Он привалился к стенке, чтобы не торчала в проходе липовая нога, а ту, кожаную, пригрел рядом, точно ребенка, женщина устроилась сбоку, положила руку ему на грудь, Сергеев уснул мигом, то ли слыша наяву, то ли уже во сне, как женщина сказала извечное бабье слово — родимый…
Пароход причаливал и отчаливал, менялись люди, погасли хилые запыленные лампы, был солнечный весенний свет, а Сергеев спал и видел Киру — не такую, как в жизни, а другую, ласковую, уютную, доверчивую и открытую. В то же время Сергеев понимал: Киры нет и не будет никогда, это лишь сон, и было ему во сне легко, печально и томительно.
Он очнулся — громко ревел гудок — и увидел пристань, она удалялась, высверкивали блики на голубой воде, и от этого солнца, бликов и весны — а еще, наверное, потому, что культя за ночь отдохнула и перестала ныть, Сергеев улыбнулся и захотел тотчас увидеть, ощутить возле себя ту, что была утром, женщину, однако ее не было рядом, и сделалось опять пусто, печально, как в недавнем сне.
Он погладил то место на груди, где лежала ее рука, грубоватая и нежная, что-то неладное почудилось ему. Отстегнул клапан — шинелка была нараспах, — и оказалось, что жиденькая пачка, выходное пособие, выданное в госпитале, исчезла, только бумажку извлек Сергеев, обрывок газеты.
«Раззява!!!» — прочитал он карандашные ухмылчивые буквы и скомкал газетный лохмоток, не денег пожалев и не себя, а ее. А может, это и не она, кто знает… Скорей всего, не она.

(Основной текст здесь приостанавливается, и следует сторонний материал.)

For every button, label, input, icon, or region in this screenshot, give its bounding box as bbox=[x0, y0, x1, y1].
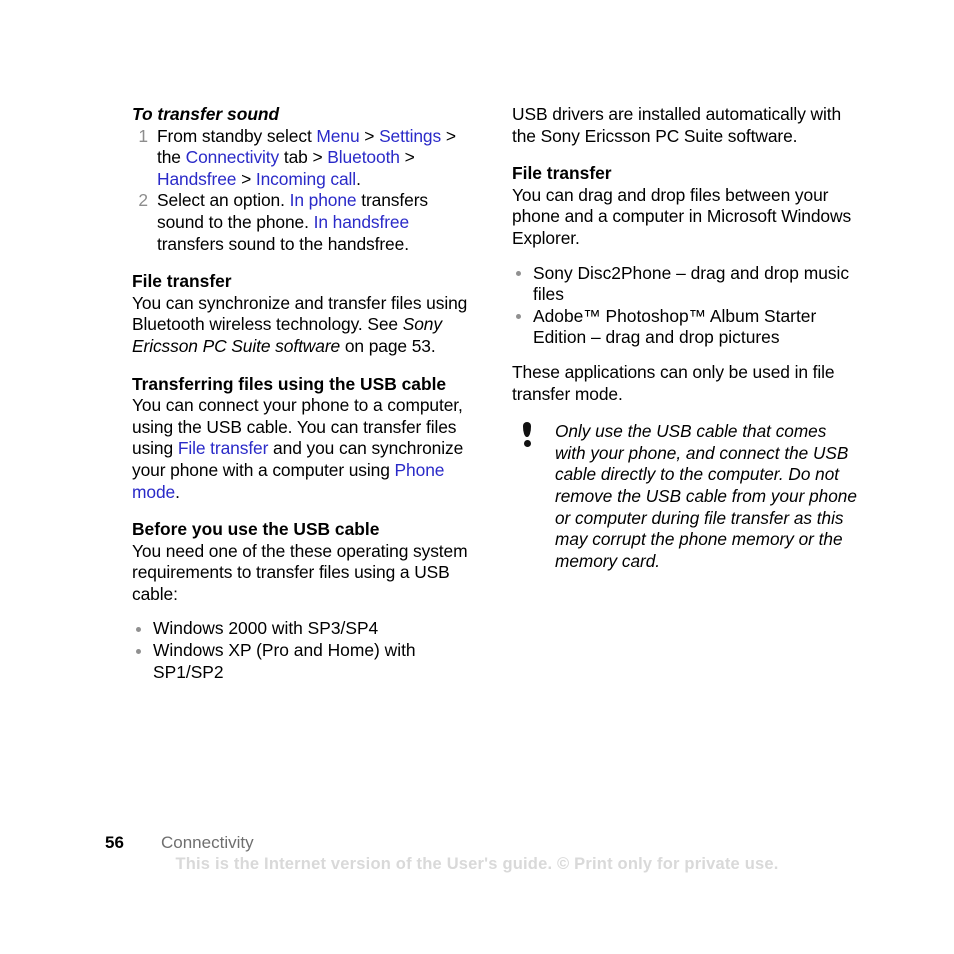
procedure-title: To transfer sound bbox=[132, 104, 280, 124]
list-item: Adobe™ Photoshop™ Album Starter Edition … bbox=[512, 306, 857, 349]
inline-link[interactable]: In handsfree bbox=[314, 212, 410, 232]
exclamation-icon bbox=[520, 422, 534, 450]
paragraph-file-transfer: You can synchronize and transfer files u… bbox=[132, 293, 477, 358]
left-column: To transfer sound 1 From standby select … bbox=[132, 104, 477, 683]
bullet-icon bbox=[516, 271, 521, 277]
inline-link[interactable]: In phone bbox=[290, 190, 357, 210]
exclamation-stem bbox=[523, 422, 531, 438]
paragraph-before-use: You need one of the these operating syst… bbox=[132, 540, 468, 604]
inline-text: transfers sound to the handsfree. bbox=[157, 233, 409, 254]
inline-text: > bbox=[236, 168, 256, 189]
inline-text: . bbox=[175, 481, 180, 502]
inline-link[interactable]: Settings bbox=[379, 126, 441, 146]
heading-before-use: Before you use the USB cable bbox=[132, 519, 380, 540]
requirements-list: Windows 2000 with SP3/SP4 Windows XP (Pr… bbox=[132, 618, 477, 683]
heading-usb-cable: Transferring files using the USB cable bbox=[132, 373, 447, 394]
list-item: Windows XP (Pro and Home) with SP1/SP2 bbox=[132, 640, 477, 683]
list-item-label: Sony Disc2Phone – drag and drop music fi… bbox=[533, 262, 850, 305]
list-item: Sony Disc2Phone – drag and drop music fi… bbox=[512, 263, 857, 306]
procedure-step: 1 From standby select Menu > Settings > … bbox=[132, 126, 477, 191]
inline-link[interactable]: Connectivity bbox=[186, 147, 280, 167]
paragraph-usb-cable: You can connect your phone to a computer… bbox=[132, 395, 477, 503]
procedure-steps: 1 From standby select Menu > Settings > … bbox=[132, 126, 477, 256]
paragraph-file-transfer: You can drag and drop files between your… bbox=[512, 184, 852, 248]
inline-link[interactable]: Menu bbox=[316, 126, 359, 146]
procedure-step: 2 Select an option. In phone transfers s… bbox=[132, 190, 477, 255]
list-item-label: Windows XP (Pro and Home) with SP1/SP2 bbox=[153, 640, 416, 682]
inline-link[interactable]: Handsfree bbox=[157, 169, 236, 189]
right-column: USB drivers are installed automatically … bbox=[512, 104, 857, 572]
inline-text: on page 53. bbox=[340, 335, 436, 356]
bullet-icon bbox=[136, 626, 141, 632]
warning-note: Only use the USB cable that comes with y… bbox=[512, 421, 857, 572]
manual-page: To transfer sound 1 From standby select … bbox=[0, 0, 954, 954]
inline-text: tab > bbox=[279, 147, 328, 168]
inline-text: From standby select bbox=[157, 125, 317, 146]
list-item: Windows 2000 with SP3/SP4 bbox=[132, 618, 477, 640]
paragraph-applications-closing: These applications can only be used in f… bbox=[512, 361, 835, 404]
list-item-label: Adobe™ Photoshop™ Album Starter Edition … bbox=[533, 305, 817, 348]
list-item-label: Windows 2000 with SP3/SP4 bbox=[153, 618, 379, 639]
step-number: 2 bbox=[138, 190, 148, 211]
heading-file-transfer: File transfer bbox=[512, 163, 612, 184]
exclamation-dot bbox=[523, 440, 531, 448]
inline-text: Select an option. bbox=[157, 190, 290, 211]
inline-text: > bbox=[399, 147, 415, 168]
inline-link[interactable]: Bluetooth bbox=[327, 147, 400, 167]
bullet-icon bbox=[136, 648, 141, 654]
step-text: Select an option. In phone transfers sou… bbox=[157, 190, 428, 253]
inline-text: . bbox=[356, 168, 361, 189]
bullet-icon bbox=[516, 314, 521, 320]
inline-link[interactable]: File transfer bbox=[178, 438, 269, 458]
page-number: 56 bbox=[105, 833, 124, 852]
paragraph-usb-drivers: USB drivers are installed automatically … bbox=[512, 104, 842, 146]
heading-file-transfer: File transfer bbox=[132, 271, 232, 292]
step-number: 1 bbox=[138, 125, 148, 146]
step-text: From standby select Menu > Settings > th… bbox=[157, 126, 456, 189]
footer-section-name: Connectivity bbox=[161, 833, 254, 852]
inline-link[interactable]: Incoming call bbox=[256, 169, 356, 189]
footer-watermark: This is the Internet version of the User… bbox=[175, 855, 779, 873]
applications-list: Sony Disc2Phone – drag and drop music fi… bbox=[512, 263, 857, 349]
inline-text: > bbox=[359, 125, 380, 146]
warning-note-text: Only use the USB cable that comes with y… bbox=[555, 421, 857, 571]
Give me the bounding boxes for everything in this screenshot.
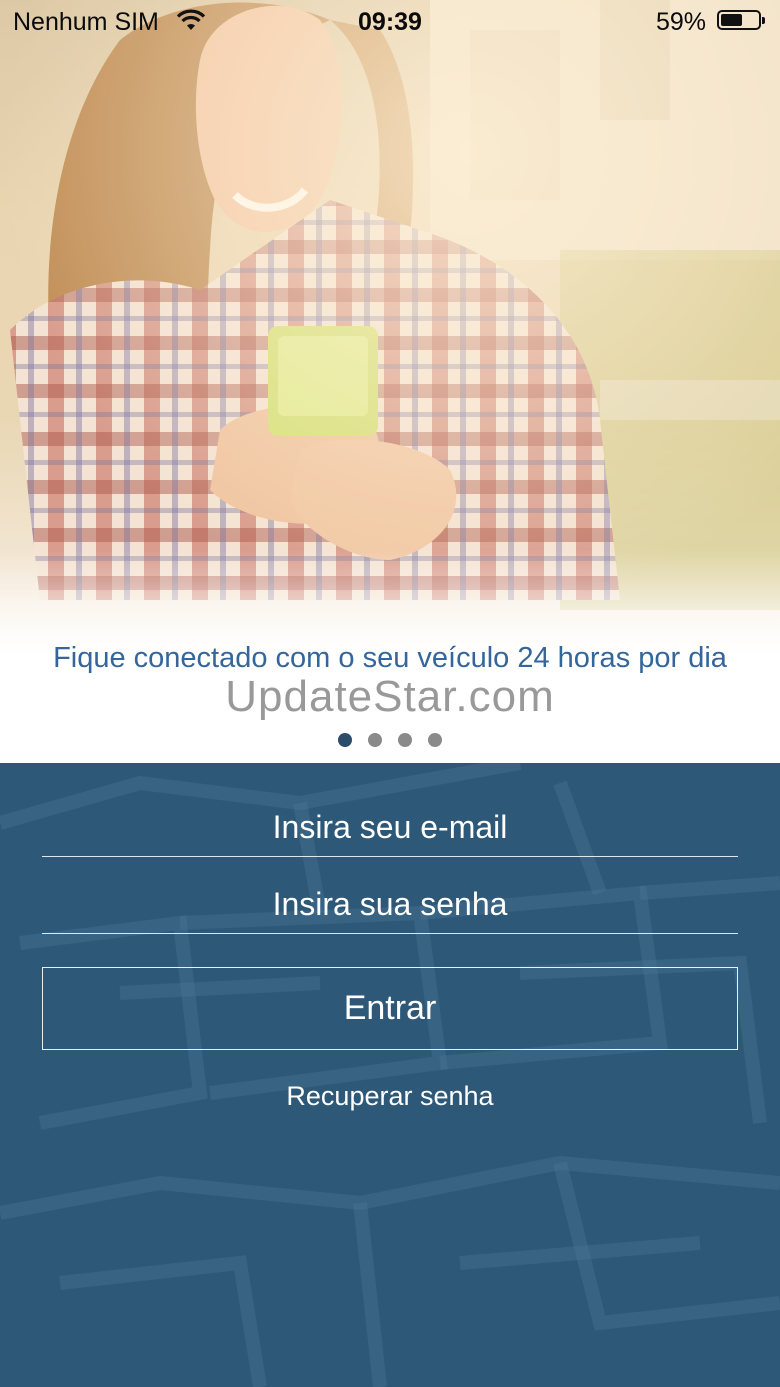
battery-level-fill xyxy=(721,14,742,26)
password-field[interactable] xyxy=(42,857,738,934)
recover-password-link[interactable]: Recuperar senha xyxy=(0,1081,780,1112)
status-bar: Nenhum SIM 09:39 59% xyxy=(0,0,780,44)
page-indicator[interactable] xyxy=(0,733,780,752)
password-input[interactable] xyxy=(42,857,738,933)
page-dot-3[interactable] xyxy=(398,733,412,747)
page-dot-4[interactable] xyxy=(428,733,442,747)
battery-percent: 59% xyxy=(655,8,706,36)
watermark: UpdateStar.com xyxy=(225,672,555,721)
email-input[interactable] xyxy=(42,780,738,856)
page-dot-1[interactable] xyxy=(338,733,352,747)
login-panel: Entrar Recuperar senha xyxy=(0,763,780,1387)
login-button[interactable]: Entrar xyxy=(42,967,738,1050)
hero-banner[interactable]: Nenhum SIM 09:39 59% Fique conectado com… xyxy=(0,0,780,763)
email-field[interactable] xyxy=(42,780,738,857)
battery-icon xyxy=(717,10,765,30)
page-dot-2[interactable] xyxy=(368,733,382,747)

Прибыли на следующее утро, и, сойдя, Сергеев удивился, не увидев города. Ему растолковали, что здесь одна лишь пристань, зовется Курья по-тутошнему, хотя официальное имя у нее, как и у городка, сам же райцентр — в двадцати верстах и добраться только попутной, ежели подфартит.
Подфартило: подвернулся раздрызганный грузовичок, газогенераторный, с печкой, приспособленной сбоку водительской кабины. Шоферюга из недавно демобилизованных усадил к себе, всю дорогу Виталий Петрович томился, что нечем заплатить, пока не вспомнил: в пистончике, брючном спереди кармашке, два червонца, но бывший солдат не взял, зато не пощадил теток, что сидели в кузове.